A TurboQuant ready llamacpp with gfx906 optimizations for gfx906 users.
Posted by Exact-Cupcake-2603@reddit | LocalLLaMA | View on Reddit | 7 comments
So this is my take on the TurboQuant trend. Its another llamacpp fork, it's vibe coded, but it work like a charm for me so it may interest some. Currently adding Gemma4 architecture support, it will come soon. I am not really aware of benchmark standard in this comunity so feel free to suggest.
stunning_man_007@reddit
Nice work on the fork! I've been curious about TurboQuant but hadn't seen a gfx906-optimized build yet. Would be cool to see how it compares on some of the standard LLM bentchmarks once you get those Gemma4 weights to test with.
Ok_Fish_39@reddit
I won't comment on turbo, but in normal testing your fork was 10% faster than the current best gfx906 solution docker.io/mixa3607/llama.cpp-gfx906:full-b8639-rocm-7.2.0 image . Hopefully your performance tuning will reach all gfx906 AMD MI50/MI60/Radeon VII llama.cpp forks
Exact-Cupcake-2603@reddit (OP)
Glad to read that! Turbo degrades performances so overall it compensate the loss. It's very helpful with tight VRAM fit, can sometime allow to load better quants of a model.
Ok_Fish_39@reddit
If you are bored then have your agent add llama.cpp and gfx906 support to this project https://github.com/AMD-AGI/Apex and 10000 rounds of this can give you amazing results. I ran out of tokens after 100 rounds :)
juss-i@reddit
llama-bench your branch vs standard llama.cpp with ROCm is a good start.

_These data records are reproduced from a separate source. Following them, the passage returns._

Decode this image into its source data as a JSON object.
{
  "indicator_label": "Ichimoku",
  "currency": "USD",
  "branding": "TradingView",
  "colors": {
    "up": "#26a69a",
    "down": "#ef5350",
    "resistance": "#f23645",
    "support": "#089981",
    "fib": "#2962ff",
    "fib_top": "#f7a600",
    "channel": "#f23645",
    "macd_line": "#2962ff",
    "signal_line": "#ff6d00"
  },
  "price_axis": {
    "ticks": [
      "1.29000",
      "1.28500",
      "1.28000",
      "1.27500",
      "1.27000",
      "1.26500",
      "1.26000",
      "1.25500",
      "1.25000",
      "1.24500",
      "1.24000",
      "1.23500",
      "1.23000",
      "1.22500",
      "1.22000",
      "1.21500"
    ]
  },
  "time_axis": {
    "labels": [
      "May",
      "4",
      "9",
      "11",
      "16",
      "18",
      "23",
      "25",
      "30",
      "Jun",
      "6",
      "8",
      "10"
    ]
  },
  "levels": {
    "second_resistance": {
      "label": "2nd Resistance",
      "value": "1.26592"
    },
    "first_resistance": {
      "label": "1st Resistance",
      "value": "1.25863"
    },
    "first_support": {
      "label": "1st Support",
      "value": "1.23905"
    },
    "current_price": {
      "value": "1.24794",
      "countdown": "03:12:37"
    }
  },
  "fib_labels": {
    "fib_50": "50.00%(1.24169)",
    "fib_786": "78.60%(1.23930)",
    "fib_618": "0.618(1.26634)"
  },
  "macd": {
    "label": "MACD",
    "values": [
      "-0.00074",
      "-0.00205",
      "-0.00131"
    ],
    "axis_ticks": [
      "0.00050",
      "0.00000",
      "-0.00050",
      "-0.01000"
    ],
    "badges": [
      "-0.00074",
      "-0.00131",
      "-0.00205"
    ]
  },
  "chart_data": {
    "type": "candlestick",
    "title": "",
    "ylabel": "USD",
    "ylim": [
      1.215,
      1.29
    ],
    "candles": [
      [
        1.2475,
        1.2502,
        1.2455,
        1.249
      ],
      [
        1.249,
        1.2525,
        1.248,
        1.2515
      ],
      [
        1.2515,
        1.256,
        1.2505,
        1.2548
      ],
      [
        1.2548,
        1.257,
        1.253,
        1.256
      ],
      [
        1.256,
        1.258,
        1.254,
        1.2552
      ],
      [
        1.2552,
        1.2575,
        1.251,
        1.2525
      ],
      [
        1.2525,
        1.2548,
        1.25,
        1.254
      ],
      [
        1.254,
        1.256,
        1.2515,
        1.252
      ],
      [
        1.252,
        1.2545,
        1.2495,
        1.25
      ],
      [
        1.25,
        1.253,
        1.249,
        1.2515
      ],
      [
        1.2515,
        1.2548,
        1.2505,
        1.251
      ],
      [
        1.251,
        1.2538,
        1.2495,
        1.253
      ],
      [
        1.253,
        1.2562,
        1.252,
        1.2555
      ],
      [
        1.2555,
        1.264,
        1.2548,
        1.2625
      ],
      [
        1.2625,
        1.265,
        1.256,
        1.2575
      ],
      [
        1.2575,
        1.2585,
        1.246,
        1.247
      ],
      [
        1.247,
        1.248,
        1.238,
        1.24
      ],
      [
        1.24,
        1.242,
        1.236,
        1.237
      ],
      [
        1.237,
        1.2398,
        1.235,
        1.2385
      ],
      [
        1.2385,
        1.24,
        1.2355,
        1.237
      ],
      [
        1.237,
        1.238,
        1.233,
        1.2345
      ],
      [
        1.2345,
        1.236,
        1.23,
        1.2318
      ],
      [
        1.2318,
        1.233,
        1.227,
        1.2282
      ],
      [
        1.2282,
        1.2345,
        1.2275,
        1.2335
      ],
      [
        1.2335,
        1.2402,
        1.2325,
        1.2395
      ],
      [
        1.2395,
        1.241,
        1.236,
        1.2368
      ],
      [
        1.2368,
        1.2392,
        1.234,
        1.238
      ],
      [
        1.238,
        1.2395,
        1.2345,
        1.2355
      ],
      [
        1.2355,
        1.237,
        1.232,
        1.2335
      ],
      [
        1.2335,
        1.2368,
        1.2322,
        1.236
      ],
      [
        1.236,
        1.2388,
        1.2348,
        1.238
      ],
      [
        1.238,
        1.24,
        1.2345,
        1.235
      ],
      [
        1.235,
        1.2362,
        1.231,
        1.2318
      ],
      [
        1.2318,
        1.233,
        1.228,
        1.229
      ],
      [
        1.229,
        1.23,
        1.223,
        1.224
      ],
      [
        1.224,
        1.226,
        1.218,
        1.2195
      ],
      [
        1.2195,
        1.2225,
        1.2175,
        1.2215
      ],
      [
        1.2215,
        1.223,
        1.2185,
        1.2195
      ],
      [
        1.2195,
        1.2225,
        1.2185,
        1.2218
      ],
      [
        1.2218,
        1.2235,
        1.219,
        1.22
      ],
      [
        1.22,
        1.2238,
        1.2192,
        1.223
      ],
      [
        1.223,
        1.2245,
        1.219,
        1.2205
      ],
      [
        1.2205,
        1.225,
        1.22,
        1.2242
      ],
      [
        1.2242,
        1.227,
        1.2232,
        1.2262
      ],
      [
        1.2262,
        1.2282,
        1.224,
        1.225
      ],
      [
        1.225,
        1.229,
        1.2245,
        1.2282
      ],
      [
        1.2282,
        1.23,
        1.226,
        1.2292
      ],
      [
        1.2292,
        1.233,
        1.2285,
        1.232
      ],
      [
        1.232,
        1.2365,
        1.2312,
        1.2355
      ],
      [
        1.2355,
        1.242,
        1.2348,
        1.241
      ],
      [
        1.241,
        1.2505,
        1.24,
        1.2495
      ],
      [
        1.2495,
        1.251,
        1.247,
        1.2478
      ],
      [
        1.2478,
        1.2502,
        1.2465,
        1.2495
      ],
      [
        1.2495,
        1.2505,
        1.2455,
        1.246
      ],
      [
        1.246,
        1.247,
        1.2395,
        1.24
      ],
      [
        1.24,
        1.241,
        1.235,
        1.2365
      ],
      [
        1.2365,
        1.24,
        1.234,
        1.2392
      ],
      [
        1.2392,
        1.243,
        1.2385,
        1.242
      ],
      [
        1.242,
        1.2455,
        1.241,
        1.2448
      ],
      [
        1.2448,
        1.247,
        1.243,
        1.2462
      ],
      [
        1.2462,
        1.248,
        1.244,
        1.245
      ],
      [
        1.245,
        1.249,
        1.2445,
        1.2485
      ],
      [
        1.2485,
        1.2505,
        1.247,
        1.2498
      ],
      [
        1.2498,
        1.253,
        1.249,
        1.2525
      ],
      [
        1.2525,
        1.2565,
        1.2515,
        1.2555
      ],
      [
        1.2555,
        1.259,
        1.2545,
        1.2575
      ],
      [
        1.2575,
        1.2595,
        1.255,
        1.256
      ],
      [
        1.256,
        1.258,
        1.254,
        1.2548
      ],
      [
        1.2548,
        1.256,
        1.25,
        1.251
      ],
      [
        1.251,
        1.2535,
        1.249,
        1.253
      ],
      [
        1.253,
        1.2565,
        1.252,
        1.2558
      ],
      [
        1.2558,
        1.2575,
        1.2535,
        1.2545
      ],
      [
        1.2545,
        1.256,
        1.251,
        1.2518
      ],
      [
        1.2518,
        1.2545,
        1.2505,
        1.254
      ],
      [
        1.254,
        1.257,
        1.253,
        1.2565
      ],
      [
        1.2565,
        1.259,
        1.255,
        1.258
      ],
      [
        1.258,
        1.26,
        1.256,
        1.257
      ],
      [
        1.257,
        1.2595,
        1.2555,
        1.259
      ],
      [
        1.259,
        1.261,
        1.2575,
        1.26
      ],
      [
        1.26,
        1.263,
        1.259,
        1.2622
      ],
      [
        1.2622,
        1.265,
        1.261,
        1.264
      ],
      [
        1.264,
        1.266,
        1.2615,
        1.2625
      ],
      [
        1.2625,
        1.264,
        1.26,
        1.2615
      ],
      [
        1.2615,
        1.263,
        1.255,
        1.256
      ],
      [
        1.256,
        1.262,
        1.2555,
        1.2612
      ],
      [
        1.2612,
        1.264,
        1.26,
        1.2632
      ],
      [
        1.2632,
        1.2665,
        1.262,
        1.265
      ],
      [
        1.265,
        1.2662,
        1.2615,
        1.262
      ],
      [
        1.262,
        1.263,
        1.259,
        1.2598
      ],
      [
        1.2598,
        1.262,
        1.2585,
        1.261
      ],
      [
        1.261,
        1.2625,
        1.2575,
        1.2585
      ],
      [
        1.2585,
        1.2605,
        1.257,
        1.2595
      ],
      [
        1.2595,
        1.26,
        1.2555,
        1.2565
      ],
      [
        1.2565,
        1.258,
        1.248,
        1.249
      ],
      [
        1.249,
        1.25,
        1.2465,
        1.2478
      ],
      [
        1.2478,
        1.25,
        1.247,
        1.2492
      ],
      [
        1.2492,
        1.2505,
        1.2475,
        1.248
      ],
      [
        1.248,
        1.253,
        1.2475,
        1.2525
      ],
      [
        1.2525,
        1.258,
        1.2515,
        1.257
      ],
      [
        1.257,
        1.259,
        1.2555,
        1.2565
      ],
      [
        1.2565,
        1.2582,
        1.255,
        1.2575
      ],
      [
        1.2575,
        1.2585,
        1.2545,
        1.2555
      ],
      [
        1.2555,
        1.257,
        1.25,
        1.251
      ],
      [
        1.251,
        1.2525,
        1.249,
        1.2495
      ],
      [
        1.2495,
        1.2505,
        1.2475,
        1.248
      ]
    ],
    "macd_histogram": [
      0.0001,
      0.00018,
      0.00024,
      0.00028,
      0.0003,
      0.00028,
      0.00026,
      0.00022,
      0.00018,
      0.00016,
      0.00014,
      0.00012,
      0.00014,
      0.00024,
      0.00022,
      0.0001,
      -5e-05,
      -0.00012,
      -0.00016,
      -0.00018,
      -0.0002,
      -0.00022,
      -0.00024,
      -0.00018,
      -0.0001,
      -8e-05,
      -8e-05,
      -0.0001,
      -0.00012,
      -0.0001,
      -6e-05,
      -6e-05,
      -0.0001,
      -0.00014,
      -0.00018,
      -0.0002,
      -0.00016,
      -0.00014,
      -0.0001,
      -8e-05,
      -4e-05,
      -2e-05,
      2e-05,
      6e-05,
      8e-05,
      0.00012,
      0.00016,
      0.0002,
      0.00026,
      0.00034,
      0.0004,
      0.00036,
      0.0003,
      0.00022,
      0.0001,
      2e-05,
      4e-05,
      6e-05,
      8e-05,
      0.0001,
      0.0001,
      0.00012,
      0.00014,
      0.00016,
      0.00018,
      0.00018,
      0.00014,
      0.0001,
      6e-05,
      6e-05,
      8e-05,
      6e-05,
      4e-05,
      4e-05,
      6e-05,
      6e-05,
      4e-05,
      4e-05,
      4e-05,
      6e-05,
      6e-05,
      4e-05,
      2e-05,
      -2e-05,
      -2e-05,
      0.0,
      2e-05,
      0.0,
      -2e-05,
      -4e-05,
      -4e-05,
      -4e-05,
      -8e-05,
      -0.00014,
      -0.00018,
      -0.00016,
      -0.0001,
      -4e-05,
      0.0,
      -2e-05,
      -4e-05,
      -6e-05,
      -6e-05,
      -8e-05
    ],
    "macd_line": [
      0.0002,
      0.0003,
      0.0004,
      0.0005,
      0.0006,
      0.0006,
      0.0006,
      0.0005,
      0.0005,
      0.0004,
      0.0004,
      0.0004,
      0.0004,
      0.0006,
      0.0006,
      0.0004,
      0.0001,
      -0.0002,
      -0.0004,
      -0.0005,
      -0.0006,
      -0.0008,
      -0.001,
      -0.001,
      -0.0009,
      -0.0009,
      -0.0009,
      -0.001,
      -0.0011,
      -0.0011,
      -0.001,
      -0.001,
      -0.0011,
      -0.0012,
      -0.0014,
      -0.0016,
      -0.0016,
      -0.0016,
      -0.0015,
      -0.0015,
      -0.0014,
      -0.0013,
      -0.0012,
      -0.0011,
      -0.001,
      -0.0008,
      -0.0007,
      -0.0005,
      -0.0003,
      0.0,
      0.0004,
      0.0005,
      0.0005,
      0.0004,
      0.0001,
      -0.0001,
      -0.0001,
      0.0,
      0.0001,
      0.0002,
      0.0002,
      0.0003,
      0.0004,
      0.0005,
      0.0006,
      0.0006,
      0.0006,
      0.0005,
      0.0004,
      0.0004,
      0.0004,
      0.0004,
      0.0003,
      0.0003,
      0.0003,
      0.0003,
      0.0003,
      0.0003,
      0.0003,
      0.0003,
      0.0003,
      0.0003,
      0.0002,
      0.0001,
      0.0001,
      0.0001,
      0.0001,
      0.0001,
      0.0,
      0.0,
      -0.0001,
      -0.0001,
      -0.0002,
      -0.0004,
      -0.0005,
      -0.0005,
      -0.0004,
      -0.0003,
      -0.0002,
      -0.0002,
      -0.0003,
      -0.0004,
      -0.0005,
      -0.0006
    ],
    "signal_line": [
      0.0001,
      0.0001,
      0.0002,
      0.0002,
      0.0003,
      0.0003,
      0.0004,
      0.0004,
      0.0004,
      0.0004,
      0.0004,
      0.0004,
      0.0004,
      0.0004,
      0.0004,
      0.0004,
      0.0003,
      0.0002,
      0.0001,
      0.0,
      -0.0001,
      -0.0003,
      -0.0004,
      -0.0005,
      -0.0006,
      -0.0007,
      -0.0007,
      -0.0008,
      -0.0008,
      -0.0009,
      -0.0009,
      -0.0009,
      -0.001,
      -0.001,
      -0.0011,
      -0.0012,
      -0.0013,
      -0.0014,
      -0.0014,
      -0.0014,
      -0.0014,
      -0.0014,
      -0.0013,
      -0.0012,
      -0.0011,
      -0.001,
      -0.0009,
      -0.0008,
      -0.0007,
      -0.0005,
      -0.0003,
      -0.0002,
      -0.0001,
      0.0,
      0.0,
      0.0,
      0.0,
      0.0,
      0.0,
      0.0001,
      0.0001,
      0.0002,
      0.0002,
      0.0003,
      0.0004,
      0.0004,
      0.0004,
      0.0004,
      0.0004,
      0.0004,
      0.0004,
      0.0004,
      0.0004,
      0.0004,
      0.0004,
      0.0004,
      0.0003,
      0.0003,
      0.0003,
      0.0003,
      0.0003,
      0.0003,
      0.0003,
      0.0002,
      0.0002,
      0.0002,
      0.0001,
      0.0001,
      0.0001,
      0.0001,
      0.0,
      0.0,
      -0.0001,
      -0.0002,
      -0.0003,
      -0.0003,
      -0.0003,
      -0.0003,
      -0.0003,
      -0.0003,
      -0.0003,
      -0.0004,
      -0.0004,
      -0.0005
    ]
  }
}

Exact-Cupcake-2603@reddit (OP)
Ok thank you, i will update soon with numbers
No-Refrigerator-1672@reddit
Do not run llama-bench with just default params, set it to test multiple prompt lengths. Llama.cpp has steep performance falloff at long contextes, but by default llama-bench will only test short sequence, which paints wrongly optimistic picture.